Ten young British travelers disrobed on the top of a mountain in Malaysia because they thought it was cool and funny. Well, until some of them got arrested for indecent exposure and might spend three months in jail. The British tabloids are going nuts, many mocking the charges against the youths as ridiculous and extreme. And one of the young men is Tweeting insults at the Malaysian government making matter even worse for those in custody. Did the Malaysian government go overboard considering these foolish kids weren’t even within sight of anyone but their mountain guide (who told them not to take their clothes off as it was disrespectful to the local religious beliefs)? Did their behavior really cause an earthquake that caused the deaths of a number of villagers? Do visitors have to go along with beliefs they consider ridiculous?
Here’s the deal in my opinion. You are a guest in that country. Guests always respect the homes of those they visit. If the host wishes you to take off your shoes upon entering their house, you comply or leave. If they wish to say grace at the table, you participate politely or at least sit their quietly without rude comment if you happen to be atheist or of a different religion. It is your responsibility before entering the home of another to have enough knowledge of where you going to know if you can comfortably deal with the culture you are coming in contact with.
When I am in heavily Muslim countries, I wear hijab.

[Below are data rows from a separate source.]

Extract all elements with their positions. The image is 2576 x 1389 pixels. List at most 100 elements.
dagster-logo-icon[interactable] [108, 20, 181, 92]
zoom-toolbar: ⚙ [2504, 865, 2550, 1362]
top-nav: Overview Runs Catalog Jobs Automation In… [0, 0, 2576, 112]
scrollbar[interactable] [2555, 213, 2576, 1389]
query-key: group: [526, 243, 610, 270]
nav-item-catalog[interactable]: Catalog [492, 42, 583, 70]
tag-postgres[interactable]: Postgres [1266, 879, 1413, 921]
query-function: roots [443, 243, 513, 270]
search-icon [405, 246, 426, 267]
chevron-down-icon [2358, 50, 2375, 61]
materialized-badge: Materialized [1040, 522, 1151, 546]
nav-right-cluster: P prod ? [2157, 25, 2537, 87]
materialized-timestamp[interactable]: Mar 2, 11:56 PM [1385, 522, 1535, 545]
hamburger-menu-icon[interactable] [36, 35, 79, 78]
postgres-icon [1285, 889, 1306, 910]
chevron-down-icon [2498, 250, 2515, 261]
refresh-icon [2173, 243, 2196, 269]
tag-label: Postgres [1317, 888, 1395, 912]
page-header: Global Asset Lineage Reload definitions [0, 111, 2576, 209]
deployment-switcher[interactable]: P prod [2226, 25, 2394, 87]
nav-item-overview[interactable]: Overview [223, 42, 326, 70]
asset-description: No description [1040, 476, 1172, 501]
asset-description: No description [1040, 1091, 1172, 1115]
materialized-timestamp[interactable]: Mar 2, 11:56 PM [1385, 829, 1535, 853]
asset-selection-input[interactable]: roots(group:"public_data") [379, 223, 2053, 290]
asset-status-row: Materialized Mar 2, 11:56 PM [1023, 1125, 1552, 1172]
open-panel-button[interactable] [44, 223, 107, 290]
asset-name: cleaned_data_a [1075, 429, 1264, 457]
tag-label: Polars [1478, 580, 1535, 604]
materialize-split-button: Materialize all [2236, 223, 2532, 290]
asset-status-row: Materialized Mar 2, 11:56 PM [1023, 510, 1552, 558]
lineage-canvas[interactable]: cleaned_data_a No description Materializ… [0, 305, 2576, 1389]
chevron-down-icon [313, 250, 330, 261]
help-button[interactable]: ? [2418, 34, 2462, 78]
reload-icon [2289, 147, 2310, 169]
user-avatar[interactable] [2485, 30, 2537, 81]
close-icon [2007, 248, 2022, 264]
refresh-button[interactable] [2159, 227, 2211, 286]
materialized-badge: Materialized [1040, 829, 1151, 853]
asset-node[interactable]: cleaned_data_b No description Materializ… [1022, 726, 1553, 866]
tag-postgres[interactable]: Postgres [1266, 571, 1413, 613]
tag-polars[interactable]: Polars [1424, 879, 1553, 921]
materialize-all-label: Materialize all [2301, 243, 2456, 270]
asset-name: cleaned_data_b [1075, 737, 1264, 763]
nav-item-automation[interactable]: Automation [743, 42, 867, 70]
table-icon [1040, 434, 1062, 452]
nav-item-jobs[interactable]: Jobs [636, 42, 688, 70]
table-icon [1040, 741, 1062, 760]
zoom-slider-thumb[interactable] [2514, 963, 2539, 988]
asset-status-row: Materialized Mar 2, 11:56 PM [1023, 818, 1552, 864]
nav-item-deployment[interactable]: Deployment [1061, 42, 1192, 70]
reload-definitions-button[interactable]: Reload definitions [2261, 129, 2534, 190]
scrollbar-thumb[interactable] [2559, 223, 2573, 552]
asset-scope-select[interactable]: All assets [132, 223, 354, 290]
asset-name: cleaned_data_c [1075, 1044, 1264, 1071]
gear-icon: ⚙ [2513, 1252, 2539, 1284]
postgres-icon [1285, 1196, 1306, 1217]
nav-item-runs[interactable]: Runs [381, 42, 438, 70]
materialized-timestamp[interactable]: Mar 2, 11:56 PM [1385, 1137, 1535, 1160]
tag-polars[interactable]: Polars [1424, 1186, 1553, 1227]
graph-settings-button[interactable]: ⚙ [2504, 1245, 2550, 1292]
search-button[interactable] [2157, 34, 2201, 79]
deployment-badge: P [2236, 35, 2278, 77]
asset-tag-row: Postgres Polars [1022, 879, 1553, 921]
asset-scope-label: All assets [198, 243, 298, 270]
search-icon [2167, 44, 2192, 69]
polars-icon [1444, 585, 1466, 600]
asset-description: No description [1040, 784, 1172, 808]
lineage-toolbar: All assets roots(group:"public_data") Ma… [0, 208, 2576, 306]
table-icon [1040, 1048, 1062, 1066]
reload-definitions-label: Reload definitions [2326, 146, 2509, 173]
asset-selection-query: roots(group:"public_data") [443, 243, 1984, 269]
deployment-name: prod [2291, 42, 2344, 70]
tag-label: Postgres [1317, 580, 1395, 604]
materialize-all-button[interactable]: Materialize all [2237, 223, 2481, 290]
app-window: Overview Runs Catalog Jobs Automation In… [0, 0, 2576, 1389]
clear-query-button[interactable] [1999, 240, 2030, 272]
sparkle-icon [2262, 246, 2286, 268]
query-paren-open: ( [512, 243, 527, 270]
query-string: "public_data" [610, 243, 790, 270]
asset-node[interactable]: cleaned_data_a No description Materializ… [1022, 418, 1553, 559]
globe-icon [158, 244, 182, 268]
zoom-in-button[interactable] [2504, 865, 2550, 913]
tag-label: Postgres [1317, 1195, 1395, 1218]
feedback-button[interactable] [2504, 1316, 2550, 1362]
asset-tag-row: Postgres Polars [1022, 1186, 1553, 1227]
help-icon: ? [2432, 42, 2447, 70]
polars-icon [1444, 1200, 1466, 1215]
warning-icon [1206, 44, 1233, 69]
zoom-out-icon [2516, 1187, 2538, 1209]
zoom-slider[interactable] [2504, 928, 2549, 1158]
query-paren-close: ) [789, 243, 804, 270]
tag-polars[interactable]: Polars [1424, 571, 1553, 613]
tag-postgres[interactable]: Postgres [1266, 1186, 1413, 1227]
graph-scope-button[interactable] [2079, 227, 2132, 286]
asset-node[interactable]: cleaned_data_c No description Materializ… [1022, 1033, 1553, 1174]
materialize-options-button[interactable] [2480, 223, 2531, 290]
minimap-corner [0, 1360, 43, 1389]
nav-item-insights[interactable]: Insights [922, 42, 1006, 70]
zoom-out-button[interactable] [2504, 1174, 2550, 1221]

It doesn’t matter if, as in Egypt, a small portion of women do not….they understand what not doing so means; I do not. So, I lean on the side of respect. If I go to dinner at a home in India and everyone eats with their hands, I eat with my hands (unless they insist on handing me a spoon and won’t accept my refusal). When I was on a nontourist beach once in Mexico, I was surprised to see that none of the females was in a swimsuit; they all had on shorts and a t-shirt. I did not strip down to my bathing suit; I kept my clothes on. I do not use swear words in places where others would be horrified at my language. I do not make negative commentary about Christianity in churches I am visiting (even though I am Hindu). I watch carefully to see what kind of behavior is expected of me and I follow suit.
In other words, when in Rome……yes, be respectful and act in a way that makes you a welcome guest. You will also find that when you fit in with the culture, you are treated much more nicely and harassment drops significantly. Along with these positives, you will also actually enjoy feeling a part of the area you are visiting, like you are now a bit Egyptian or Indian or Mexican or Chinese! Personally, for example, I enjoyed my hijab…I didn’t have to worry about styling my hair and the way it was wrapped around my head gave me a cheap face lift! I love wearing my saris in India, to get all dressed up in finery! What fun! So, participating in the local culture should be a part of your experience traveling, not something you fight against.
When you travel with Older Women, Cheap Travel, we will be honoring this code and we won’t be seeing the inside of a jail cell because you or any of your fellow travelers decided can act any way they please, because, after all, freedom of speech and freedom to act as we desire, is a right no matter where we are. Ummm…..nooo…..if you feel that way, stay where you can do as you want…..at home. If you travel, please respect the country you are visiting; you will make others happy, you will have a more enjoyable time, and you won’t give whatever country YOU are from a bad reputation. And always remember, traveling is not a right, it is a privilege.